Эрнст открыл глаза. Я еще раз внимательно посмотрел на него. Глаза были выпуклые, карие... и живые. Да, и тут не придумаешь ничего другого и не скажешь иначе, пусть банально, но все другое будет неправдой. У этого неподвижного человека со скрещенными на простыне руками все было нарушено, изломано, исковеркано болезнью. Она переехала его, как танк, втоптала в землю, в простыни, в кровать, в неподвижность. Только ясный мозг не задело ничто, и он излучал свое свечение, работал с неистребимой силой, с горькой остротой, со сверхнагрузками, с полным и удивительным ощущением своей несоразмерной телу силы, мобильности, отточенности, с недоверчивым, но уже привычным ощущением своего бессилия.
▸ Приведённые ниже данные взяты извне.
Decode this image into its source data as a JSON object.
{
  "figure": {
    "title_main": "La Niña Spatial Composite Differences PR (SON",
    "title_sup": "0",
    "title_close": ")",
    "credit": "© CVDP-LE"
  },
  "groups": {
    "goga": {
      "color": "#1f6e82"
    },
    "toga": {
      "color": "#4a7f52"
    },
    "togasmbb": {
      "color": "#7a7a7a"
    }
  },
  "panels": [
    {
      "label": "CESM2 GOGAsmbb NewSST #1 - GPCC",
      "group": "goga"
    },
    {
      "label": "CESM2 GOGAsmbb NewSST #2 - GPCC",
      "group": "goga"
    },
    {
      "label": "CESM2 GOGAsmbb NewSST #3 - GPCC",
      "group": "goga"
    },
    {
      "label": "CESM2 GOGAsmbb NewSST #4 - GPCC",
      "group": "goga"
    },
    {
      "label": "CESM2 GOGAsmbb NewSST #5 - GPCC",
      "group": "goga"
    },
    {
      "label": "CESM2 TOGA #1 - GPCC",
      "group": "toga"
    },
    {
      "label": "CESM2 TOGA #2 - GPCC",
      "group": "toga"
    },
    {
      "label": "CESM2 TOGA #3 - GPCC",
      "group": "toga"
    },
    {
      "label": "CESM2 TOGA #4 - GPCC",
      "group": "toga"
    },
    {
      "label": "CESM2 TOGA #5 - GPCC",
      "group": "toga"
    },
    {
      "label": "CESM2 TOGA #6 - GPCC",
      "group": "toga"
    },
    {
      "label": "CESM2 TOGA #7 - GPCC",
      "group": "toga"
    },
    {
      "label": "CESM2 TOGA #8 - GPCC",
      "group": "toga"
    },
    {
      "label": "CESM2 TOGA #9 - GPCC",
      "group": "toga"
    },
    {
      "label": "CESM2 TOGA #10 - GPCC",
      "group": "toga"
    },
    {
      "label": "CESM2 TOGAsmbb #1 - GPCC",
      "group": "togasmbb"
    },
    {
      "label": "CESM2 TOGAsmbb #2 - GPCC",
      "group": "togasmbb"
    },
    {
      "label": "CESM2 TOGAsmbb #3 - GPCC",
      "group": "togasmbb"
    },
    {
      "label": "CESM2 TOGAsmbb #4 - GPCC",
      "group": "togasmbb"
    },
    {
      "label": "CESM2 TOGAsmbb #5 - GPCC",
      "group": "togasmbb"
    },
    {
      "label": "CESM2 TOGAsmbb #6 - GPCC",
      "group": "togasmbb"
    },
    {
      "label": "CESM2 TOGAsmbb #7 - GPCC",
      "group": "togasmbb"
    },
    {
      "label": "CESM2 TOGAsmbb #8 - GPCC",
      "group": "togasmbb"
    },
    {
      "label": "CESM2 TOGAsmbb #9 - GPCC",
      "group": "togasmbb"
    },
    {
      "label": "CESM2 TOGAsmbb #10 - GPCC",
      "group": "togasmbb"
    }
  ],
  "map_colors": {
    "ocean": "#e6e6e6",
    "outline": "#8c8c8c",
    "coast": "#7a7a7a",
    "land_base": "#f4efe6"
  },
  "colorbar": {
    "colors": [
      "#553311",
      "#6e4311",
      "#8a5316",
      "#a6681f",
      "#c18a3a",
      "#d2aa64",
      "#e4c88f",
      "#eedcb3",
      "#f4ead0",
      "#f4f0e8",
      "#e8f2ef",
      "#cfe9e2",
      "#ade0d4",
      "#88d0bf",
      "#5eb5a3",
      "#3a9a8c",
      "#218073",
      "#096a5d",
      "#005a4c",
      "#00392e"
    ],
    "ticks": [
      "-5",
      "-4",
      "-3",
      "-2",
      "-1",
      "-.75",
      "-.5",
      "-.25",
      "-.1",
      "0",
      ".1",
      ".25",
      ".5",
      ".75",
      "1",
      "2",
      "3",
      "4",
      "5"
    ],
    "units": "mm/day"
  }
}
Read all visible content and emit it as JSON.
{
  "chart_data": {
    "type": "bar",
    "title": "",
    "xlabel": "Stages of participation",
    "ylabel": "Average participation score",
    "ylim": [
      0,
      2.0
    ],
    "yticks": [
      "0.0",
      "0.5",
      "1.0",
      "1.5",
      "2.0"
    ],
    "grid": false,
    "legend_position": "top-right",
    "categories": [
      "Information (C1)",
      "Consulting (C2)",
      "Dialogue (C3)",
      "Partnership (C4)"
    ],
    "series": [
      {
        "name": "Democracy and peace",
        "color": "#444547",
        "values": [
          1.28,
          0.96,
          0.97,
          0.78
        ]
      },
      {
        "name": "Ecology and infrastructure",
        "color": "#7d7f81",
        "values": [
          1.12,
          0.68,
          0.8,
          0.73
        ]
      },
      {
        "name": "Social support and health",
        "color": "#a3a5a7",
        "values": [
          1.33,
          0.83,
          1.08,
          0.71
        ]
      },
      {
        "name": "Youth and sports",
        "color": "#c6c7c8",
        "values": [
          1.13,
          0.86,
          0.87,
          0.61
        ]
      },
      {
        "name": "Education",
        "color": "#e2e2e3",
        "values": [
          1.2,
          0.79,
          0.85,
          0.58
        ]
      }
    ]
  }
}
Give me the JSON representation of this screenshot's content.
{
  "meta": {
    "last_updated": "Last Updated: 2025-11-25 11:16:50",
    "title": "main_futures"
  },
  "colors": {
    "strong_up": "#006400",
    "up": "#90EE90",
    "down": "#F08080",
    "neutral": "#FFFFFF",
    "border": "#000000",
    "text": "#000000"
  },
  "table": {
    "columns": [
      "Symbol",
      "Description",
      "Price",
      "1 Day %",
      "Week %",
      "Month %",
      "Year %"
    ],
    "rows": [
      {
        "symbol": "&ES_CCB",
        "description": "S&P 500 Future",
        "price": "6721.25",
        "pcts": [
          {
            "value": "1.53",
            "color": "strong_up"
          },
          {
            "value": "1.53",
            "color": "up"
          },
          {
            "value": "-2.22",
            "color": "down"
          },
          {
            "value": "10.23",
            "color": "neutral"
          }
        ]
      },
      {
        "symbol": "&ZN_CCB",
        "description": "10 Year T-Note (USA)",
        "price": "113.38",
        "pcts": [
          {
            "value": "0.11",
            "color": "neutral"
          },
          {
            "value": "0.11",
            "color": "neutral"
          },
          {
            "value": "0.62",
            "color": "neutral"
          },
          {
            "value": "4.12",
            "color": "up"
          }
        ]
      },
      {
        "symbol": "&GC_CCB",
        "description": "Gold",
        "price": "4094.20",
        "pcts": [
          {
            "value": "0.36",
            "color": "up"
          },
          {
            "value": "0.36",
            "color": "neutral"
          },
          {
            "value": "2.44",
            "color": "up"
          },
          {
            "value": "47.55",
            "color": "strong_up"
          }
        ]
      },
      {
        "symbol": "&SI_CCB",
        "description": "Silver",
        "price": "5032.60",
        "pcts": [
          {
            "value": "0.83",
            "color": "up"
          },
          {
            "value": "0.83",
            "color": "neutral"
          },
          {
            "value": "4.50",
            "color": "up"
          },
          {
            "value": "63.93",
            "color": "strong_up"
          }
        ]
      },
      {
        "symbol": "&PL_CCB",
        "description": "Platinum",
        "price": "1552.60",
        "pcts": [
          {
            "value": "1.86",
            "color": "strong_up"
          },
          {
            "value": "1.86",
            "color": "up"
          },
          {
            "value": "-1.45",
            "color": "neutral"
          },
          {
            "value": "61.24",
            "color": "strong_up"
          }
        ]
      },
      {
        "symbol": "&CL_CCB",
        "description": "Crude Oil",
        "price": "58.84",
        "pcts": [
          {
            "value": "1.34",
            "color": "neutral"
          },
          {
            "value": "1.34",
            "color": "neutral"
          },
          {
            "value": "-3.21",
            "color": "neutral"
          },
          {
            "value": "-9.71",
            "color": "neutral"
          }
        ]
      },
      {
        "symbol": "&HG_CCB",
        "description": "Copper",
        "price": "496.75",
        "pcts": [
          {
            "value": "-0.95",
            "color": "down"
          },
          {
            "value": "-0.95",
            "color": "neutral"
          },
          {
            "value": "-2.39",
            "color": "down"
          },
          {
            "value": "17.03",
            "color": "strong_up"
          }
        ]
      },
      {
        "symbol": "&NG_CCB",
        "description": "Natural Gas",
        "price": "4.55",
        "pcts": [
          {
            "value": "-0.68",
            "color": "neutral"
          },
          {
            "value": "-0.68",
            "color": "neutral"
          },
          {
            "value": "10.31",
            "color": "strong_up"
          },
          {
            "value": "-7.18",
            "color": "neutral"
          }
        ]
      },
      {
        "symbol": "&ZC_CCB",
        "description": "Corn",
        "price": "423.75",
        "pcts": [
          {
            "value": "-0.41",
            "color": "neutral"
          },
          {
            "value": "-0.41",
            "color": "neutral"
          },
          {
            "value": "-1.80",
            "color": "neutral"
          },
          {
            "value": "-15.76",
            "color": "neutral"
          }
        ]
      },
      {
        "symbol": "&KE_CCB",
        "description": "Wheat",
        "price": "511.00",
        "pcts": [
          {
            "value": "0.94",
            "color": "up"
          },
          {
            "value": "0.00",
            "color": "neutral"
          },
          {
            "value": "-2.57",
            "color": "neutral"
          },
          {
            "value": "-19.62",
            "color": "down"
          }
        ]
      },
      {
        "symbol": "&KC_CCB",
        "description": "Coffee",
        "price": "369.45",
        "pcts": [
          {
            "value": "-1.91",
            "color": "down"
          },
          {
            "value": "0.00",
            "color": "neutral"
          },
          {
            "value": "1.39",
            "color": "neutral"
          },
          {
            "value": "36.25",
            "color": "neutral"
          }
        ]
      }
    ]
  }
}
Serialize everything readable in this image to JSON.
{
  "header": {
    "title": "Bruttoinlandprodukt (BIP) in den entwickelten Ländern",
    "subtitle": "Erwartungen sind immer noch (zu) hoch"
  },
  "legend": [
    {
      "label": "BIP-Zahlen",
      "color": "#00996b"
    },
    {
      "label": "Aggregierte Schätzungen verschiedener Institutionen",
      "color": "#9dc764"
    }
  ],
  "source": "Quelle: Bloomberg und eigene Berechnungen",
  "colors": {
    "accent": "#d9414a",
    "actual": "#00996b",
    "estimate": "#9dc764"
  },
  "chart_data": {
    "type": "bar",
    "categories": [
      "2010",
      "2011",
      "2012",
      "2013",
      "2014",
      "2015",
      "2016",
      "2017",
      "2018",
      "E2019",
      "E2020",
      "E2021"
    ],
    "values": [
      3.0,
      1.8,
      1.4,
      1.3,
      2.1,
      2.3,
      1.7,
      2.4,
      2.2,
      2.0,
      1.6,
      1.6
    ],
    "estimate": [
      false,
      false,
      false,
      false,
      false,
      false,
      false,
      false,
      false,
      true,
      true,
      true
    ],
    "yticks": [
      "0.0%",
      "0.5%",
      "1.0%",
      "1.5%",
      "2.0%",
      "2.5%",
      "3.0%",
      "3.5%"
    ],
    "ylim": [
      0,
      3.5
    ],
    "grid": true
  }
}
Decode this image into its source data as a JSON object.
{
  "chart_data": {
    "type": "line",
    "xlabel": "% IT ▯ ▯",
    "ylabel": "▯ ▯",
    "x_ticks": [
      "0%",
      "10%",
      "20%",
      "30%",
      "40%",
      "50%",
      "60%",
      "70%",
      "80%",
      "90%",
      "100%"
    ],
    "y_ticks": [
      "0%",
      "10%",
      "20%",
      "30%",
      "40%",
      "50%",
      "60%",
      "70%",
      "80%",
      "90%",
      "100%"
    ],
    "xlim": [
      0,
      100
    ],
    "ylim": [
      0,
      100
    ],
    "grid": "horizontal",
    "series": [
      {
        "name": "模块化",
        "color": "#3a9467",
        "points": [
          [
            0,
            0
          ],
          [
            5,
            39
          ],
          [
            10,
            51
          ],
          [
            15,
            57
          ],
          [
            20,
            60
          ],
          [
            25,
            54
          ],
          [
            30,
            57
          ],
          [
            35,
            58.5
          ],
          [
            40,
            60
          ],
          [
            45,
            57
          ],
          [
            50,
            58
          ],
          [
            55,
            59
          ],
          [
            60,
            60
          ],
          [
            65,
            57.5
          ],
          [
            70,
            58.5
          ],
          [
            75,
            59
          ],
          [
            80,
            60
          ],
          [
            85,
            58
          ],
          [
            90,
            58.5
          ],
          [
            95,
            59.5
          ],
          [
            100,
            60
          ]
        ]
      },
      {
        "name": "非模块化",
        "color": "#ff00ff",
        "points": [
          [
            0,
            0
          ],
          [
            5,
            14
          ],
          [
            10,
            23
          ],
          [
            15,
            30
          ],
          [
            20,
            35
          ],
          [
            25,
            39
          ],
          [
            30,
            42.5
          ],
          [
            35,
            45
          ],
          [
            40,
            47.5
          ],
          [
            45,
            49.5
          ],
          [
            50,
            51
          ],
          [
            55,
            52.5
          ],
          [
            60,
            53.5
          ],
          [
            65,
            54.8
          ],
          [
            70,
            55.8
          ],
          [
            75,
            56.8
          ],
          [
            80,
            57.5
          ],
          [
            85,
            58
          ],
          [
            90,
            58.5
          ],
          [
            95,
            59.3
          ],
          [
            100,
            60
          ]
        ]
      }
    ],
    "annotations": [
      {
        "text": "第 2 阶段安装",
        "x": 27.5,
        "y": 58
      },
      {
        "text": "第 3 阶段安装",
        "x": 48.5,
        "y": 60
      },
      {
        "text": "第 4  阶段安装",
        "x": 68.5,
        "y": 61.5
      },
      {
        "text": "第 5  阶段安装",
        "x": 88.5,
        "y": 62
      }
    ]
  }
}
И глаза были карие, выпуклые, страждущие, иронические и такие живые.



2

Сейчас я поделюсь наблюдением, возникшим в первый день и укрепившимся во все дальнейшее время нашего знакомства. Это о том, как разговаривает Эрнст. Говорил он с паузами. То прилив, то отлив. То возбуждение, острый, почти физически мною ощутимый, как при гипнозе, контакт с мгновенной реакцией не только на мою фразу, но, кажется, на самое ее зарождение, на мысль, которую она вот-вот должна оформить. Правда, я не преувеличиваю... Локатор какой-то был в этом человеке... Пульсация тока, нервного излучения становилась столь явственной – возможно, оттого, что нервы были обнаженными проводами.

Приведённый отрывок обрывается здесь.